Results: Two divergent groups of women, the Early Emergers and Mature Migrators, were revealed based on the timing of their emergent attractions to other women and the ways in which they constructed bisexuality. Early Emergers constructed their bisexuality as innate and biological, drawing on a common coming out narrative in which attractions to women were delayed or denied due to the social context of their religious upbringing and heteronormative cultural influences. In contrast, Mature Migrators challenged a denial or typical coming out discourse by constructing their later life attractions to women as new, emergent changes to their sexuality rather than depicting sexuality as stable over the life course. While participants described feelings of ambivalence toward bisexuality as a label, they also constructed bisexuality as creating freedom and possibility in the full context of their lives.

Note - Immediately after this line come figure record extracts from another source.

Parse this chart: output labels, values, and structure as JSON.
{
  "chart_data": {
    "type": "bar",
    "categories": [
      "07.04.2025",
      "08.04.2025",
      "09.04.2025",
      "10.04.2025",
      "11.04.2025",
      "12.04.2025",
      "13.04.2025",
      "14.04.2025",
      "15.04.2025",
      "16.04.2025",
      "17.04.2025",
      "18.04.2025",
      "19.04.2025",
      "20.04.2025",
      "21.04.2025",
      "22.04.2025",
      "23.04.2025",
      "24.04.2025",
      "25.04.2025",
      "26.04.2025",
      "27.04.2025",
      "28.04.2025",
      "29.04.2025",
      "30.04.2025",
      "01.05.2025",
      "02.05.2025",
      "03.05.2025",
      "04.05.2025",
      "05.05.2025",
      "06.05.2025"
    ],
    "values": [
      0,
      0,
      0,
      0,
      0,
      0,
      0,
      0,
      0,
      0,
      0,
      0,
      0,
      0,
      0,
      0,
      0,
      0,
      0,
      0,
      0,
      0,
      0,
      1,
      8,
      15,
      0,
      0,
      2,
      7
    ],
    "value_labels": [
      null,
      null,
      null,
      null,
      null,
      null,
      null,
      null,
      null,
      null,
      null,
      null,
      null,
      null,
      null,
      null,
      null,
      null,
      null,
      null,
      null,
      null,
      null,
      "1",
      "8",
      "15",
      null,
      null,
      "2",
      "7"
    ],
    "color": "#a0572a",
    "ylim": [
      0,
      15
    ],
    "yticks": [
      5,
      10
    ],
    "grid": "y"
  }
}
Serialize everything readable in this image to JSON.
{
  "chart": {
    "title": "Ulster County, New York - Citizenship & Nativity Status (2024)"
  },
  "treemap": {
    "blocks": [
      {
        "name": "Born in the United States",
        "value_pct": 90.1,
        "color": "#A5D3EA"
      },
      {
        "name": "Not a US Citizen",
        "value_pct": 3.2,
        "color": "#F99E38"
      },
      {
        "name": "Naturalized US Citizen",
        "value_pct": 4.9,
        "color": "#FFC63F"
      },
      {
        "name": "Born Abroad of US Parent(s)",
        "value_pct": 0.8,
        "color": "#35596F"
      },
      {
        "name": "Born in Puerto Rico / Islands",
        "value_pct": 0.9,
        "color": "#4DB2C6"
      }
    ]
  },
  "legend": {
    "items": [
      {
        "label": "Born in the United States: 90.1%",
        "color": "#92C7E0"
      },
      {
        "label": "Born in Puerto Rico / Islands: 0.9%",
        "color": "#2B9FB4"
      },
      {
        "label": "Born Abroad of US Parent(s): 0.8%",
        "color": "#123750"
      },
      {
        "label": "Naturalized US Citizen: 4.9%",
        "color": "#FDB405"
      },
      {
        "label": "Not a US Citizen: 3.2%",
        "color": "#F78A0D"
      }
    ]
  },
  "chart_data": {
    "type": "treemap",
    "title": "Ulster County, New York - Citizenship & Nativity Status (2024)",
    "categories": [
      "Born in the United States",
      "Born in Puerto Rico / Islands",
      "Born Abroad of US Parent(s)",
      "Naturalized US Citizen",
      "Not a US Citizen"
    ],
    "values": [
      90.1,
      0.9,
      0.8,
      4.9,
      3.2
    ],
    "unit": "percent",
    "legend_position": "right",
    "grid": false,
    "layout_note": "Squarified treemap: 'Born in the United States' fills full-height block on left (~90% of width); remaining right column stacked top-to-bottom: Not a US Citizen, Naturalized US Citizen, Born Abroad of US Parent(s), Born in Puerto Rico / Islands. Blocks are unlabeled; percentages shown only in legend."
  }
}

Conclusions and Implications: Divergent life sequences and constructions of bisexuality indicate the need for more nuance and diversity in our understanding of how bisexual attractions, identities, and behaviors are understood in later life. Older bisexual women are in need of bisexual-specific spaces to process and validate their sexual identities and experiences. Practitioners who seek to better support this population would benefit from bisexual-specific cultural competency training and should allow clients space to tell their full life stories in order to acknowledge and validate the unique life patterns and needs of older bisexual women. Future research would benefit from more nuanced ways of operationalizing sexual identities and life patterns as well as from additional qualitative research to assist in interpretations of quantitative findings.